Voleur d’ombres 10

La musique résonnait désormais au pas de la porte. Amplifiée, magnifiée par la proximité. Elle semblait écrite pour lui, faite pour lui, comme un accompagnement, un guide, un phare. Le concert derrière la porte perdurait. Chaque note donnait un avant gout de paradis. Il ne bougea pas. Il profitait autant que possible de ces instants qui semblaient n’exister que pour lui. Il restait dans cette incertitude. Aller voir ou continuer, encore, à savourer, à profiter de cet instant de magie. Les moments de plénitude, de joie, d’accomplissement se révélaient suffisamment rares pour qu’il ne les gâche pas avec un geste déplacé.

Tel un enfant qui ne veut pas casser son nouveau jouet et hésite à le toucher, il ne voulait pas bouger pour ne pas casser la magie de cet instant.

Tout respirait une certaine perfection. L’essentiel était là, présent et diffusait autour de ce moment une magie divine. Il se souvenait de tous ces instants de détresse, de tromperies, de souffrances. Il voulait oublier ce qui l’avait poussé vers de telles extrémités. Oublier qu’il avait tort mais qu’on lui avait menti. Oublier que tout était sa faute mais que les sentiments ne peuvent pas se partager quand ils ne sont pas réciproques.

Longtemps, il avait cru aux histoires d’amour légendaires, aux rêves de félicité et d’éternité mais, cette fois, il le savait désormais. Ce romantisme mièvre, désuet ne correspondait plus à l’époque. Il n’était pas, il n’était plus un homme de son temps. Il le regrettait mais il en avait fait son deuil. Les choses vont rarement dans le sens des personnes sentimentalement fragiles. A donner sans retour, il avait fini par s’épuiser à la tâche.

Pourtant, et malgré tout cela, il sentait, au fond de lui, comme une envie toujours présente d’y croire mais le ressort était cassé. Il devait se résoudre à accepter de perdre ce combat contre la fatalité. Il avait voulu aimer, il avait cherché à aimer, et cette quête l’avait mené à se tromper, encore et encore. Si l’échec n’était pas, en soi, si grave, la répétition de l’échec, l’entêtement dans l’échec et dans ce désir fou de s’accrocher à celles qu’il ne faut pas, rendait l’échec invivable désormais.

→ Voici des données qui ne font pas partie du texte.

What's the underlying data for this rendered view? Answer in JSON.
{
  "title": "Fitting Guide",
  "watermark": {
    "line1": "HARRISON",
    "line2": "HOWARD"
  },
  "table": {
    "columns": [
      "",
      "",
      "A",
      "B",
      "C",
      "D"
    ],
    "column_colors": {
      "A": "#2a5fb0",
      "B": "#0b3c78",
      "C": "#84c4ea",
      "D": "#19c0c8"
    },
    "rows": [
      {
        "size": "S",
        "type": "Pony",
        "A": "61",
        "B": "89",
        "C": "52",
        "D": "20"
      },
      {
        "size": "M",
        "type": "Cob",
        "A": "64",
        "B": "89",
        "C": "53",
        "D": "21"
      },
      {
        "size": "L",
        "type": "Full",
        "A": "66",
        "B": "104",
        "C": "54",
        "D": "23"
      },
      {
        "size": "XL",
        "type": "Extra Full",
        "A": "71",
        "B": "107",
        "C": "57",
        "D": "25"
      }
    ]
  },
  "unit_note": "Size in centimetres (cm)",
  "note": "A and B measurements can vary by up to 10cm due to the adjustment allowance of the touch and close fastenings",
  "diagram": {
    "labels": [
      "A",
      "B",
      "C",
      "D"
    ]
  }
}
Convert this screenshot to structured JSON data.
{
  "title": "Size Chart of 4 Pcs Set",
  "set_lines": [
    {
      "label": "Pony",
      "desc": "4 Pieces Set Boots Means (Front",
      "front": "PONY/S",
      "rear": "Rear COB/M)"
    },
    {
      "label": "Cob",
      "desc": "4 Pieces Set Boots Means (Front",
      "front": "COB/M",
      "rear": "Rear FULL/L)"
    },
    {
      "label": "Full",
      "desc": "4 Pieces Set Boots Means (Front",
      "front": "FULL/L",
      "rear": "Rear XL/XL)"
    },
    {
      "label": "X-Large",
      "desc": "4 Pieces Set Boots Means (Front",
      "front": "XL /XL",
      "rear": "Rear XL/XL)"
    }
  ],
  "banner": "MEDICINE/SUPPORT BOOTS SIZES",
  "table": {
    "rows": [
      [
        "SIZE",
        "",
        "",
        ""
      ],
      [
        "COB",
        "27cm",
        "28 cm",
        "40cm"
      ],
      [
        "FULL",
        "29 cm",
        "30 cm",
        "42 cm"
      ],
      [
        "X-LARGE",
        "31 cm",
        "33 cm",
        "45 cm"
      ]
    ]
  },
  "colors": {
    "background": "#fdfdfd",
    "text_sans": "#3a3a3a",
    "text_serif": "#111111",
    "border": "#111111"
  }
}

Cette fois, comme un dernier feu d’une civilisation qui s’éteint, il avait mis les dernières armes dans la lutte. Il s’était battu, au-delà même de ses forces, mais ça n’avait pas suffit. Son idéal résistait mal aux contraintes des principes, aux règles édictées par on ne sait qui, on ne sait où, on ne sait quand. Alors, maintenant, toute cette fatigue pesait de tout son poids sur ses épaules. Il était las. Il était même épuisé de cette lutte perdue d’avance alors il ne bougeait pas.

Derrière lui, il sentit un souffle d’air frais. Il crut d’abord à une rafale de vent plus violente et puis, il se souvint que la porte était close. Pourtant, la musique était encore plus présente, plus forte, plus tactile même. Elle était là. Il avait refermé ses yeux et il n’osait pas les ouvrir. Il continuait à se sentir porté par une puissance des sens. Une force inexplicable venue d’un nulle part improbable.

Une main douce, chaude, fine, lui caressa la nuque doucement, tendrement. Au contact de la peau, il pressentit une main de femme. Il y avait longtemps qu’il n’avait pas été touché avec autant de douceur, de tendresse. Des années sans doute. Des siècles, peut-être même. Il comprit qu’en réalité, il n’avait jamais ressenti cette sensation, cette émotion. Une simple caresse qui envoyait tout l’amour du monde et délivrée sans rien attendre en retour, juste pour la beauté du geste. Il considéra que c’était la plus belle seconde de sa vie et il voulut qu’elle dure au-delà même de l’éternité. Cette main sur la peau de son cou réveilla toutes les fadaises romantiques qu’il avait enfouies au fond, au plus profond de lui-même.

Au jeu du questionnaire de Proust, à la question: » si Dieu existe ? » , il aurait répondu qu’il se transforme en cette femme qui, un jour, me caressa la nuque comme si j’étais l’unique et le plus bel amour de sa vie et me fit croire l’espace d’un instant que c’était vrai.